Energy Storage via Carbon-Neutral Fuels Made From CO$_{2}$, Water, and Renewable Energy

Abstract

Fossil fuels are renewable only over geological time scales. The oxidation, via combustion, of considerable amounts of carbonaceous fuels since the dawn of the industrial revolution has led to a rapid accumulation of CO₂ in the atmosphere leading to an anthropogenic influence on the Earth's climate. We highlight here that a versatile energy carrier can be produced by recycling CO₂ and combining it chemically with a substance of high chemical bond energy created from renewable energy. If CO₂ is taken from the atmosphere, a closed-loop production process for carbon-neutral fuels is possible providing an energy-dense and easily distributed storage medium for renewable energy. The rationale for reduced carbon or carbon-neutral energy carriers made from recycled CO₂ is described, focusing on, for transport applications, their manifestation as energy-dense carbonaceous liquid fuels.
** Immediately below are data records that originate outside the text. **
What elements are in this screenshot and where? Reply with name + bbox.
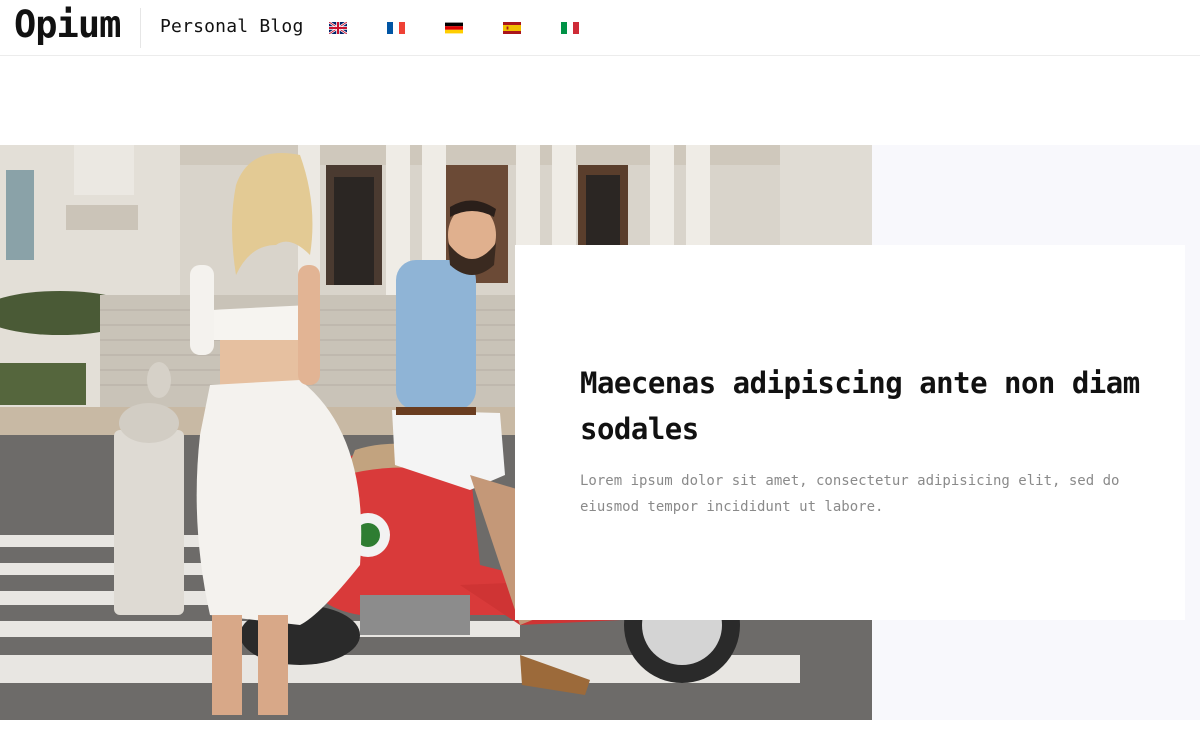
france-flag-icon[interactable] (387, 22, 405, 34)
featured-post: Maecenas adipiscing ante non diam sodale… (0, 145, 1200, 720)
uk-flag-icon[interactable] (329, 22, 347, 34)
post-excerpt: Lorem ipsum dolor sit amet, consectetur … (580, 473, 1120, 515)
header-divider (140, 8, 141, 48)
spain-flag-icon[interactable] (503, 22, 521, 34)
germany-flag-icon[interactable] (445, 22, 463, 34)
site-logo[interactable]: Opium (14, 2, 121, 48)
post-title[interactable]: Maecenas adipiscing ante non diam sodale… (580, 360, 1140, 452)
italy-flag-icon[interactable] (561, 22, 579, 34)
site-header: Opium Personal Blog (0, 0, 1200, 56)
featured-post-card: Maecenas adipiscing ante non diam sodale… (515, 245, 1185, 620)
site-tagline: Personal Blog (160, 16, 304, 37)
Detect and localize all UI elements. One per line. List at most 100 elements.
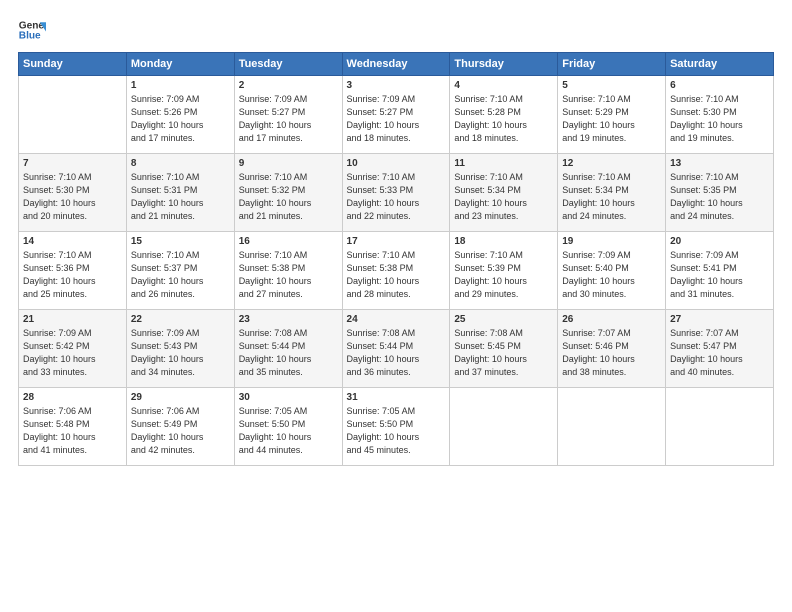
table-row: 26 Sunrise: 7:07 AM Sunset: 5:46 PM Dayli…: [558, 310, 666, 388]
table-row: 7 Sunrise: 7:10 AM Sunset: 5:30 PM Daylig…: [19, 154, 127, 232]
table-row: 1 Sunrise: 7:09 AM Sunset: 5:26 PM Daylig…: [126, 76, 234, 154]
table-row: 30 Sunrise: 7:05 AM Sunset: 5:50 PM Dayli…: [234, 388, 342, 466]
cell-content: Sunrise: 7:10 AM Sunset: 5:34 PM Dayligh…: [562, 171, 661, 223]
day-number: 11: [454, 158, 553, 169]
col-header-monday: Monday: [126, 53, 234, 76]
col-header-wednesday: Wednesday: [342, 53, 450, 76]
table-row: 14 Sunrise: 7:10 AM Sunset: 5:36 PM Dayli…: [19, 232, 127, 310]
cell-content: Sunrise: 7:09 AM Sunset: 5:42 PM Dayligh…: [23, 327, 122, 379]
day-number: 27: [670, 314, 769, 325]
day-number: 15: [131, 236, 230, 247]
cell-content: Sunrise: 7:09 AM Sunset: 5:41 PM Dayligh…: [670, 249, 769, 301]
cell-content: Sunrise: 7:10 AM Sunset: 5:33 PM Dayligh…: [347, 171, 446, 223]
cell-content: Sunrise: 7:10 AM Sunset: 5:35 PM Dayligh…: [670, 171, 769, 223]
day-number: 30: [239, 392, 338, 403]
table-row: 5 Sunrise: 7:10 AM Sunset: 5:29 PM Daylig…: [558, 76, 666, 154]
table-row: 28 Sunrise: 7:06 AM Sunset: 5:48 PM Dayli…: [19, 388, 127, 466]
cell-content: Sunrise: 7:06 AM Sunset: 5:48 PM Dayligh…: [23, 405, 122, 457]
cell-content: Sunrise: 7:10 AM Sunset: 5:30 PM Dayligh…: [670, 93, 769, 145]
day-number: 9: [239, 158, 338, 169]
day-number: 3: [347, 80, 446, 91]
table-row: 19 Sunrise: 7:09 AM Sunset: 5:40 PM Dayli…: [558, 232, 666, 310]
day-number: 18: [454, 236, 553, 247]
day-number: 28: [23, 392, 122, 403]
cell-content: Sunrise: 7:08 AM Sunset: 5:44 PM Dayligh…: [347, 327, 446, 379]
cell-content: Sunrise: 7:06 AM Sunset: 5:49 PM Dayligh…: [131, 405, 230, 457]
day-number: 22: [131, 314, 230, 325]
table-row: 25 Sunrise: 7:08 AM Sunset: 5:45 PM Dayli…: [450, 310, 558, 388]
cell-content: Sunrise: 7:10 AM Sunset: 5:32 PM Dayligh…: [239, 171, 338, 223]
cell-content: Sunrise: 7:07 AM Sunset: 5:47 PM Dayligh…: [670, 327, 769, 379]
table-row: 2 Sunrise: 7:09 AM Sunset: 5:27 PM Daylig…: [234, 76, 342, 154]
table-row: 13 Sunrise: 7:10 AM Sunset: 5:35 PM Dayli…: [666, 154, 774, 232]
table-row: 17Sunrise: 7:10 AM Sunset: 5:38 PM Dayli…: [342, 232, 450, 310]
table-row: 15 Sunrise: 7:10 AM Sunset: 5:37 PM Dayli…: [126, 232, 234, 310]
day-number: 26: [562, 314, 661, 325]
cell-content: Sunrise: 7:10 AM Sunset: 5:38 PM Dayligh…: [239, 249, 338, 301]
day-number: 2: [239, 80, 338, 91]
table-row: 24 Sunrise: 7:08 AM Sunset: 5:44 PM Dayli…: [342, 310, 450, 388]
day-number: 24: [347, 314, 446, 325]
cell-content: Sunrise: 7:07 AM Sunset: 5:46 PM Dayligh…: [562, 327, 661, 379]
cell-content: Sunrise: 7:08 AM Sunset: 5:44 PM Dayligh…: [239, 327, 338, 379]
day-number: 13: [670, 158, 769, 169]
cell-content: Sunrise: 7:09 AM Sunset: 5:40 PM Dayligh…: [562, 249, 661, 301]
table-row: 23 Sunrise: 7:08 AM Sunset: 5:44 PM Dayli…: [234, 310, 342, 388]
cell-content: Sunrise: 7:05 AM Sunset: 5:50 PM Dayligh…: [347, 405, 446, 457]
day-number: 20: [670, 236, 769, 247]
header: General Blue: [18, 16, 774, 44]
col-header-tuesday: Tuesday: [234, 53, 342, 76]
cell-content: Sunrise: 7:08 AM Sunset: 5:45 PM Dayligh…: [454, 327, 553, 379]
table-row: 18 Sunrise: 7:10 AM Sunset: 5:39 PM Dayli…: [450, 232, 558, 310]
day-number: 4: [454, 80, 553, 91]
day-number: 6: [670, 80, 769, 91]
cell-content: Sunrise: 7:09 AM Sunset: 5:27 PM Dayligh…: [239, 93, 338, 145]
logo: General Blue: [18, 16, 48, 44]
col-header-thursday: Thursday: [450, 53, 558, 76]
table-row: 29 Sunrise: 7:06 AM Sunset: 5:49 PM Dayli…: [126, 388, 234, 466]
table-row: [666, 388, 774, 466]
day-number: 1: [131, 80, 230, 91]
cell-content: Sunrise: 7:10 AM Sunset: 5:37 PM Dayligh…: [131, 249, 230, 301]
cell-content: Sunrise: 7:09 AM Sunset: 5:43 PM Dayligh…: [131, 327, 230, 379]
cell-content: Sunrise: 7:10 AM Sunset: 5:39 PM Dayligh…: [454, 249, 553, 301]
day-number: 23: [239, 314, 338, 325]
day-number: 25: [454, 314, 553, 325]
cell-content: Sunrise: 7:05 AM Sunset: 5:50 PM Dayligh…: [239, 405, 338, 457]
day-number: 14: [23, 236, 122, 247]
day-number: 12: [562, 158, 661, 169]
day-number: 10: [347, 158, 446, 169]
day-number: 8: [131, 158, 230, 169]
col-header-sunday: Sunday: [19, 53, 127, 76]
table-row: 12 Sunrise: 7:10 AM Sunset: 5:34 PM Dayli…: [558, 154, 666, 232]
cell-content: Sunrise: 7:10 AM Sunset: 5:38 PM Dayligh…: [347, 249, 446, 301]
col-header-saturday: Saturday: [666, 53, 774, 76]
table-row: 11 Sunrise: 7:10 AM Sunset: 5:34 PM Dayli…: [450, 154, 558, 232]
cell-content: Sunrise: 7:10 AM Sunset: 5:28 PM Dayligh…: [454, 93, 553, 145]
day-number: 16: [239, 236, 338, 247]
cell-content: Sunrise: 7:09 AM Sunset: 5:26 PM Dayligh…: [131, 93, 230, 145]
table-row: 4 Sunrise: 7:10 AM Sunset: 5:28 PM Daylig…: [450, 76, 558, 154]
day-number: 19: [562, 236, 661, 247]
day-number: 21: [23, 314, 122, 325]
table-row: 31 Sunrise: 7:05 AM Sunset: 5:50 PM Dayli…: [342, 388, 450, 466]
table-row: 16 Sunrise: 7:10 AM Sunset: 5:38 PM Dayli…: [234, 232, 342, 310]
calendar-table: SundayMondayTuesdayWednesdayThursdayFrid…: [18, 52, 774, 466]
table-row: [450, 388, 558, 466]
day-number: 5: [562, 80, 661, 91]
calendar-page: General Blue SundayMondayTuesdayWednesda…: [0, 0, 792, 612]
table-row: 27 Sunrise: 7:07 AM Sunset: 5:47 PM Dayli…: [666, 310, 774, 388]
table-row: 21 Sunrise: 7:09 AM Sunset: 5:42 PM Dayli…: [19, 310, 127, 388]
cell-content: Sunrise: 7:10 AM Sunset: 5:31 PM Dayligh…: [131, 171, 230, 223]
table-row: [19, 76, 127, 154]
cell-content: Sunrise: 7:10 AM Sunset: 5:29 PM Dayligh…: [562, 93, 661, 145]
cell-content: Sunrise: 7:10 AM Sunset: 5:34 PM Dayligh…: [454, 171, 553, 223]
day-number: 7: [23, 158, 122, 169]
cell-content: Sunrise: 7:10 AM Sunset: 5:36 PM Dayligh…: [23, 249, 122, 301]
svg-text:Blue: Blue: [19, 31, 41, 42]
table-row: 8 Sunrise: 7:10 AM Sunset: 5:31 PM Daylig…: [126, 154, 234, 232]
day-number: 29: [131, 392, 230, 403]
col-header-friday: Friday: [558, 53, 666, 76]
day-number: 31: [347, 392, 446, 403]
cell-content: Sunrise: 7:10 AM Sunset: 5:30 PM Dayligh…: [23, 171, 122, 223]
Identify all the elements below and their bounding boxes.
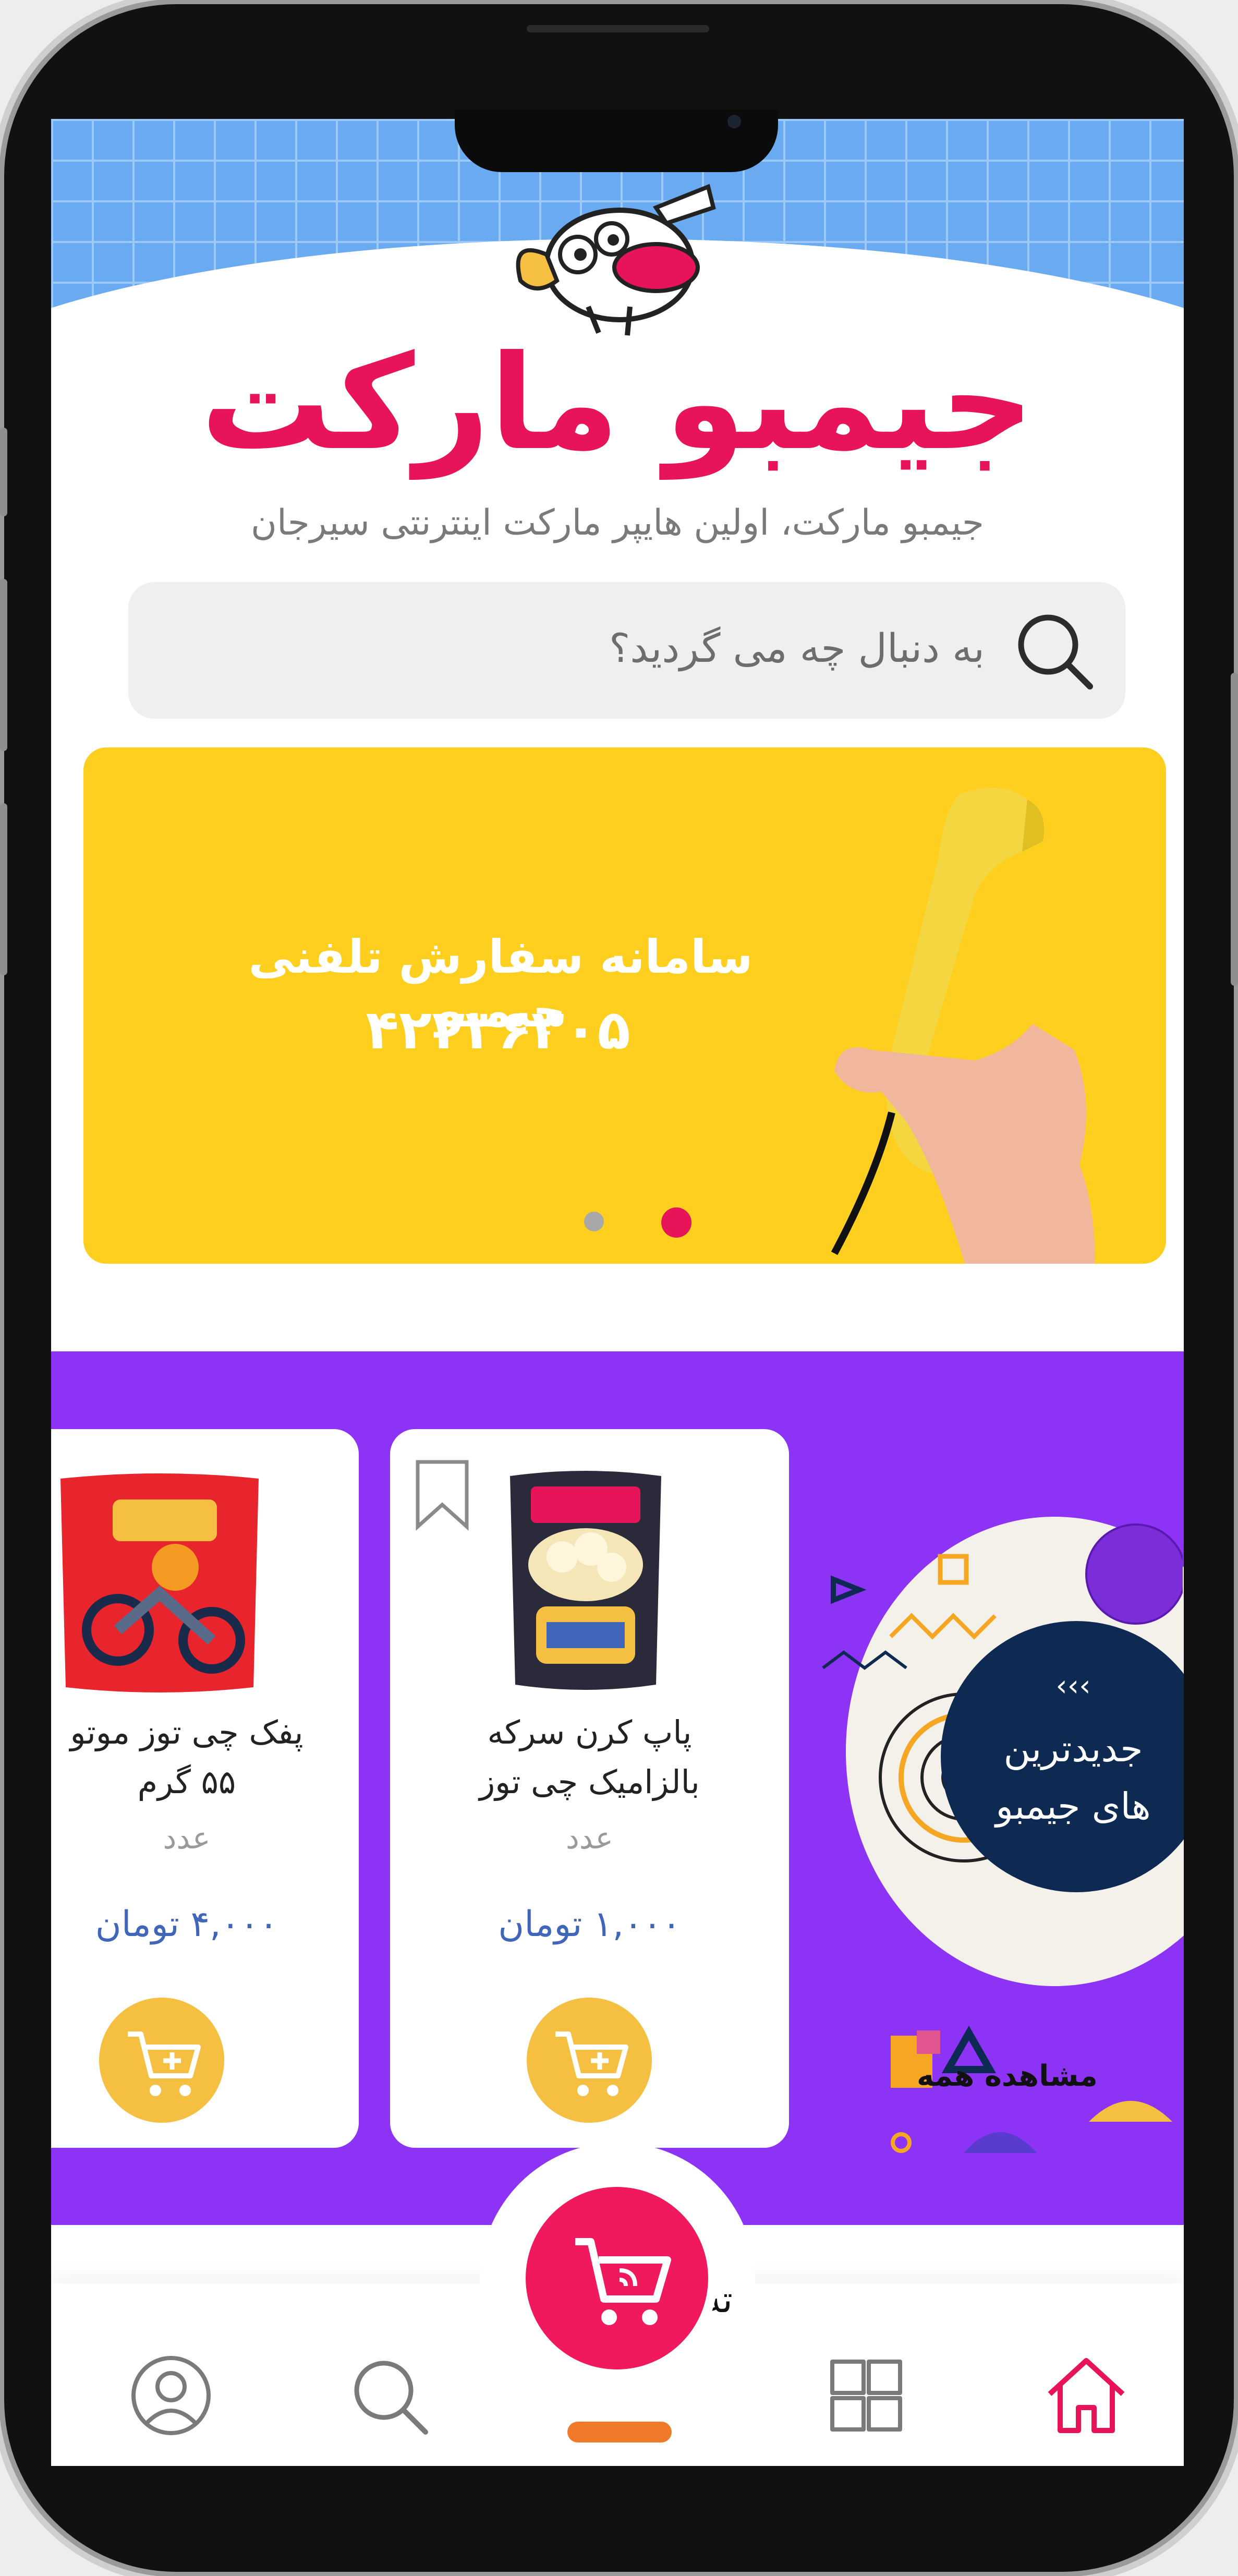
promo-heading-arrows: ‹‹‹: [1055, 1669, 1091, 1703]
promo-heading-line1: جدیدترین: [1003, 1727, 1143, 1770]
product-name-line1: پاپ کرن سرکه: [487, 1713, 692, 1751]
app-screen: جیمبو مارکت جیمبو مارکت، اولین هایپر مار…: [51, 119, 1184, 2466]
front-camera: [727, 115, 741, 128]
banner-dot-1[interactable]: [584, 1212, 604, 1231]
product-unit: عدد: [163, 1820, 211, 1856]
phone-order-banner[interactable]: سامانه سفارش تلفنی جیمبو ۴۲۲۳۶۳۰۵: [83, 747, 1166, 1264]
cart-icon: [575, 2238, 671, 2325]
search-bar[interactable]: به دنبال چه می گردید؟: [128, 582, 1125, 719]
add-cart-icon: [128, 2031, 201, 2096]
product-image: [60, 1473, 259, 1692]
product-name-line2: ۵۵ گرم: [137, 1763, 236, 1801]
cart-fab-button[interactable]: [526, 2187, 708, 2369]
phone-side-button: [0, 428, 7, 516]
banner-dot-2-active[interactable]: [661, 1207, 691, 1238]
search-icon[interactable]: [345, 2351, 433, 2440]
phone-power-button: [1231, 673, 1238, 986]
product-name-line2: بالزامیک چی توز: [479, 1763, 700, 1801]
profile-icon[interactable]: [127, 2351, 215, 2440]
product-image: [510, 1471, 661, 1690]
phone-volume-up: [0, 579, 7, 751]
mascot-icon: [516, 184, 716, 336]
see-all-link[interactable]: مشاهده همه: [917, 2059, 1098, 2093]
product-price: ۴,۰۰۰ تومان: [95, 1904, 278, 1945]
brand-logo: جیمبو مارکت: [200, 327, 1037, 479]
product-name-line1: پفک چی توز موتو: [70, 1713, 304, 1751]
search-input[interactable]: به دنبال چه می گردید؟: [609, 625, 985, 671]
product-unit: عدد: [566, 1820, 613, 1856]
home-icon[interactable]: [1042, 2351, 1131, 2440]
add-cart-icon: [555, 2031, 628, 2096]
search-icon[interactable]: [1011, 607, 1099, 696]
bookmark-icon[interactable]: [414, 1458, 471, 1531]
peek-orange-shape: [567, 2422, 672, 2442]
promo-heading-line2: های جیمبو: [996, 1785, 1151, 1828]
add-to-cart-button[interactable]: [527, 1998, 652, 2123]
phone-volume-down: [0, 803, 7, 975]
phone-speaker: [527, 25, 709, 32]
brand-tagline: جیمبو مارکت، اولین هایپر مارکت اینترنتی …: [251, 502, 984, 543]
product-card[interactable]: پاپ کرن سرکه بالزامیک چی توز عدد ۱,۰۰۰ ت…: [390, 1429, 789, 2148]
product-card[interactable]: پفک چی توز موتو ۵۵ گرم عدد ۴,۰۰۰ تومان: [51, 1429, 359, 2148]
add-to-cart-button[interactable]: [99, 1998, 224, 2123]
telephone-receiver-icon: [831, 788, 1095, 1264]
product-price: ۱,۰۰۰ تومان: [498, 1904, 681, 1945]
categories-icon[interactable]: [822, 2351, 911, 2440]
banner-phone-number: ۴۲۲۳۶۳۰۵: [366, 998, 630, 1061]
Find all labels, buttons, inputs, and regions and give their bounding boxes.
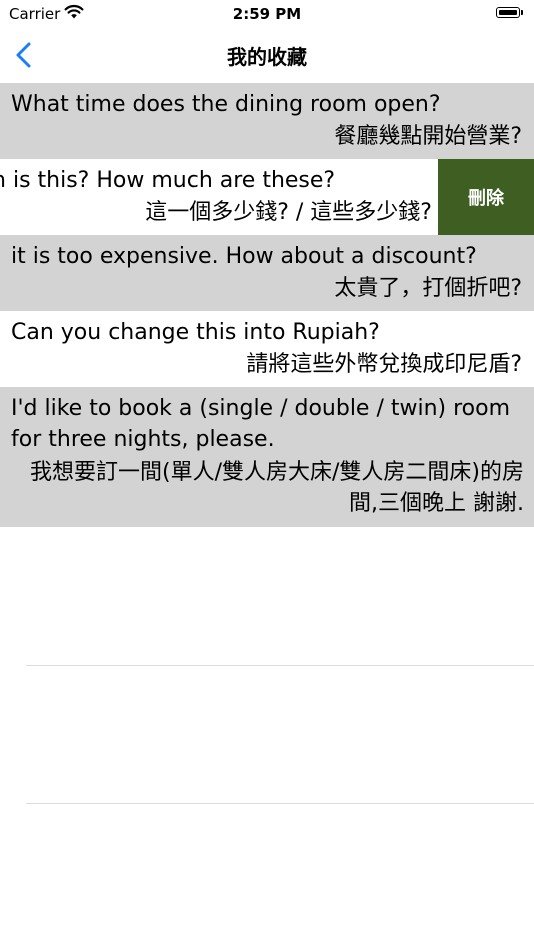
list-item-swiped[interactable]: uch is this? How much are these? 這一個多少錢?… [0, 159, 534, 235]
chinese-phrase: 太貴了，打個折吧? [334, 276, 522, 301]
clock: 2:59 PM [232, 5, 302, 23]
chinese-phrase: 我想要訂一間(單人/雙人房大床/雙人房二間床)的房間,三個晚上 謝謝. [30, 460, 524, 516]
english-phrase: Can you change this into Rupiah? [11, 320, 380, 345]
empty-row-separator [26, 803, 534, 804]
page-title: 我的收藏 [227, 45, 307, 69]
swiped-row-content[interactable]: uch is this? How much are these? 這一個多少錢?… [0, 159, 438, 235]
chinese-phrase: 請將這些外幣兌換成印尼盾? [246, 352, 522, 377]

Techniques for the separation of CO₂ directly from the atmosphere are reviewed, and the challenges and advantages relative to flue-gas capture are discussed. Pathways for the production of carbonaceous fuels from CO₂ are discussed. An integrated system is proposed where renewable energy is stored in the form of synthetic methane in the gas grid for supply to the power generation and heat sectors while methanol and drop-in hydrocarbon fuels are supplied to the transport sector. The use of atmospheric CO₂ and water as feed stocks for renewable energy carriers raises the important prospect of alleviating a dependency on imported fossil energy with the associated large financial transfers. Their application in the transport sector yields a high-value end product. The synthesis and storage of carbon-neutral liquid fuels offers the possibility of decarbonizing transport without the paradigm shifts required by either electrification of the vehicle fleet or conversion to a hydrogen economy. They can be supplied either as drop-in hydrocarbon fuels for existing reciprocating and turbine-powered combustion engines or, at lower energetic cost and using simpler chemical plant, in the form of low-carbon-number alcohols which can be burned at high efficiency levels in optimized internal combustion engines. The suitability of these fuels for conventional engines enables the continued provision of globally compatible, affordable vehicles.